We went old school again and dug up a recipe from “All My Best” which is the cookbook my mom put together of her favorite recipes from a lifetime of cooking. When I realized how simple Grammie Hennie’s brownies were, that’s what we went with. Keeping with my vow of quality over quantity, I figured I’d make a batch of brownies, include gum/mints/candy and ship. Well, hm, the brownies turned out so good that there were only about half a batch left. So, I though well, I’ve got a brownie mix here, I’ll make those. Yes, we made them, but they are seriously substandard compared with Grammie’s. 

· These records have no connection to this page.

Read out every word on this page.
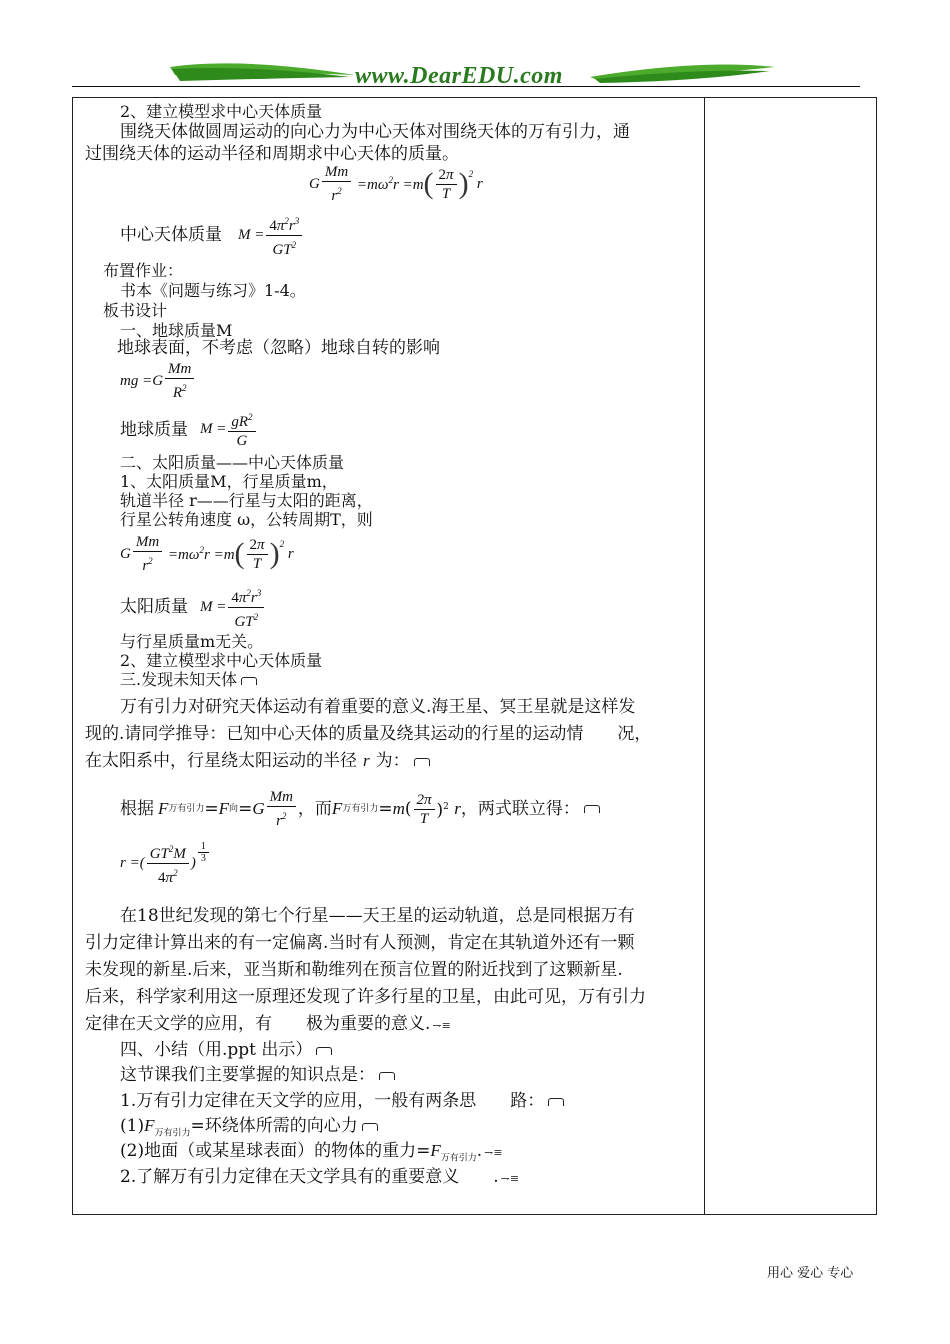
www.DearEDU.com
2、建立模型求中心天体质量
围绕天体做圆周运动的向心力为中心天体对围绕天体的万有引力，通
过围绕天体的运动半径和周期求中心天体的质量。
G $\frac{Mm}{r^2} =m\omega^2r =m$ ( $\frac{2\pi}{T} )^2$
r
中心天体质量 $M = \frac{4\pi^2r^3}{GT^2}$
布置作业：
书本《问题与练习》1-4。
板书设计
一、地球质量M
地球表面，不考虑（忽略）地球自转的影响
mg $=G \frac{Mm}{R^2}$
地球质量 $M = \frac{gR^2}{G}$
二、太阳质量——中心天体质量
1、太阳质量M，行星质量m，
轨道半径 r——行星与太阳的距离，
行星公转角速度 ω，公转周期T，则
G $\frac{Mm}{r^2} =m\omega^2r =m$ ( $\frac{2\pi}{T} )^2$
r
太阳质量 $M = \frac{4\pi^2r^3}{GT^2}$
与行星质量m无关。
2、建立模型求中心天体质量
三.发现未知天体
万有引力对研究天体运动有着重要的意义.海王星、冥王星就是这样发
现的.请同学推导：已知中心天体的质量及绕其运动的行星的运动情　　况，
在太阳系中，行星绕太阳运动的半径 r 为：
根据 F 万有引力 = F 向 = G $\frac{Mm}{r^2}$ ，而 F 万有引力 = m ( $\frac{2\pi}{T} )^2$ r ，两式联立得：
r =( $\frac{GT^2M}{4\pi^2}$ ) $\frac{1}{3}$
在18世纪发现的第七个行星——天王星的运动轨道，总是同根据万有
引力定律计算出来的有一定偏离.当时有人预测，肯定在其轨道外还有一颗
未发现的新星.后来，亚当斯和勒维列在预言位置的附近找到了这颗新星.
后来，科学家利用这一原理还发现了许多行星的卫星，由此可见，万有引力
定律在天文学的应用，有　　极为重要的意义. ⇁≡
四、小结（用.ppt 出示）
这节课我们主要掌握的知识点是：
1.万有引力定律在天文学的应用，一般有两条思　　路：
$(1)F_{万有引力}=$环绕体所需的向心力
(2)地面（或某星球表面）的物体的重力$=F_{万有引力}$. ⇁≡
2.了解万有引力定律在天文学具有的重要意义　　. ⇁≡
用心 爱心 专心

Here we melted the butter and unsweetened chocolate. Ghiradelli, because my store was out of Bakers, but still delicious. Next, I have been itching to use this pan, which is one reason we went with brownies this month. It’s really a scone pan, but Joyce the Tea Lady told me it’s great for brownies. My batch of mix could have made a dozen very plump brownies, but it stretched to 15 okay.

The brownies were insane yummy while still warm from the oven. So yummy that I made a second batch of Grammie’s recipe the next day so my family could enjoy a few. The remainder were boxed up to go to Matt.

As you can see, I also stuffed a box with regular treats. Finally I made a batch of Munchie Dudes crackers. Melody is delighted because she usually only gets these at Gramma & Papa’s house. I will be shipping these on Monday since our local post office isn’t open on Saturdays anymore. Ah, government cost cutting.